Da nord a sud, si coltivano diverse varietà di peperoncino. Ora un progetto di filiera ne sta studiando le caratteristiche, per renderle più “green” e benefiche per la salute
Task force di scienziati, agronomi e coltivatori per tracciare l’identikit del peperoncino piccante “made in Italy” e renderlo sempre più eccellente nella qualità, competitivo nei costi ed efficace per il benessere. Il progetto si chiama Pepic, è finanziato dal ministero
delle Politiche Agricole, è iniziato nel 2013 ed è ormai in dirittura d’arrivo. Ma i primi risultati sono già stati resi noti. E le scoperte sono davvero interessanti e potrebbero concretamente rilanciare questo prodotto, di cui siamo buoni consumatori ma pessimi produttori, visto che dipendiamo dalle importazioni per circa il 70%.
Una coltivazione amica dell’ambiente
I ricercatori di sette unità operative del Crea (Consiglio per la ricerca in agricoltura e l’analisi dell’economia agraria) sono partiti dalla constatazione che tutte le varietà italiane di peperoncino appartengono alla specie Capsicum annuum e che, nel tempo, si sono differenziate dal punto di vista genetico da quelli provenienti dalle Americhe e dall’Asia. Mettendo a fuoco queste caratteristiche e migliorandole, sono stati ottenuti nuovi genotipi di peperoncini piccanti, che hanno molti vantaggi: sono più adatti alle condizioni dei terreni italiani, possono essere coltivati tecniche finalizzate al risparmio energetico e idrico, e sono adatti alla raccolta meccanica.
Un nutraceutico naturale
Il progetto di miglioramento dei peperoncini italiani ha riguardato anche il loro valore nutraceutico, ossia il tenore in composti importanti dal punto di vista nutrizionale e sensoriale, come capsaicinoidi, carotenoidi, tocoferoli e sostanze volatili (pirazine, esteri, terpenoidi). Il componente più interessante è la capsaicina, che oggi viene considerato un “farmaco naturale” capace di rallentare l’invecchiamento delle cellule perché riesce a mimare sull’organismo gli stessi effetti anti-ossidanti che si ottengono con la restrizione calorica. Non è l’unico “inganno” che la capsacina gioca al nostro organismo.

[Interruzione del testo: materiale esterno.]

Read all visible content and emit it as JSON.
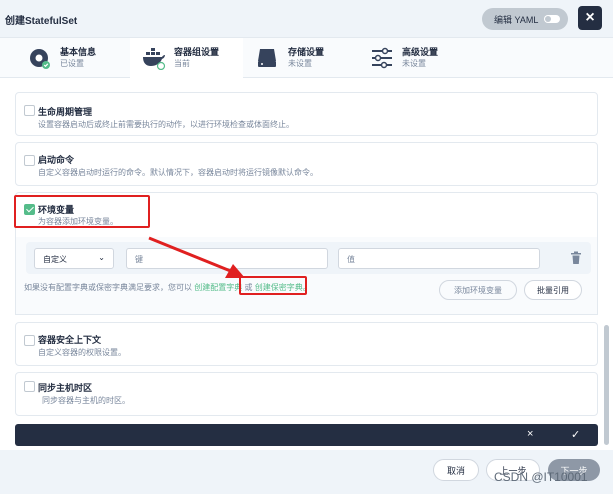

Secondo un recente studio uscito sull’”International Journal of Obesity”, la capsaicina imbroglia una serie di neuroni, riducendo l’appetito e la voglia di cibi grassi. Dunque, condire gli alimenti con un tocco di peperoncino contribuisce anche a ridurre il senso di fame e quindi diventa particolarmente utile quando si vuole tenere a bada un appetito troppo esuberante. Ma non solo. La capsaicina agisce pure su colesterolo e trigliceridi come ha rivelato un’indagine apparsa sul “British Journal of Nutrition” che ne ha verificato i valori nel sangue di alcuni volontari i quali, per quattro settimane, avevano condito i piatti con 30 grammi di peperoncino fresco tritato.
And the winner is…
Verificandone il contenuto in peperoncini coltivati in varie parti d’Italia, si è scoperto che il più piccante (e, perciò, il più ricco di capsaicina e con maggiori proprietà benefiche) è il genotipo Sigaretta calabrese, il numero uno per contenuto di capsaicinoidi con 52000-85000 gradi Scoville nel fresco liofilizzato e 38000-86000 in quello essiccato. Il che lo situa a circa metà della classifica dei peperoncini più hot, sopra quello di Cayenna ma sotto i vari Habanera e ben lontano dall’inarrivabile Carolina Reaper, che guida la scala con 1,5 milioni di gradi Scoville.Che fare, però, se si esagera col peperoncino piccante? Niente mollica di pane o acqua fredda: il rimedio più efficace è puntare sugli alimenti che contengono caseina, come formaggi, latte e yogurt.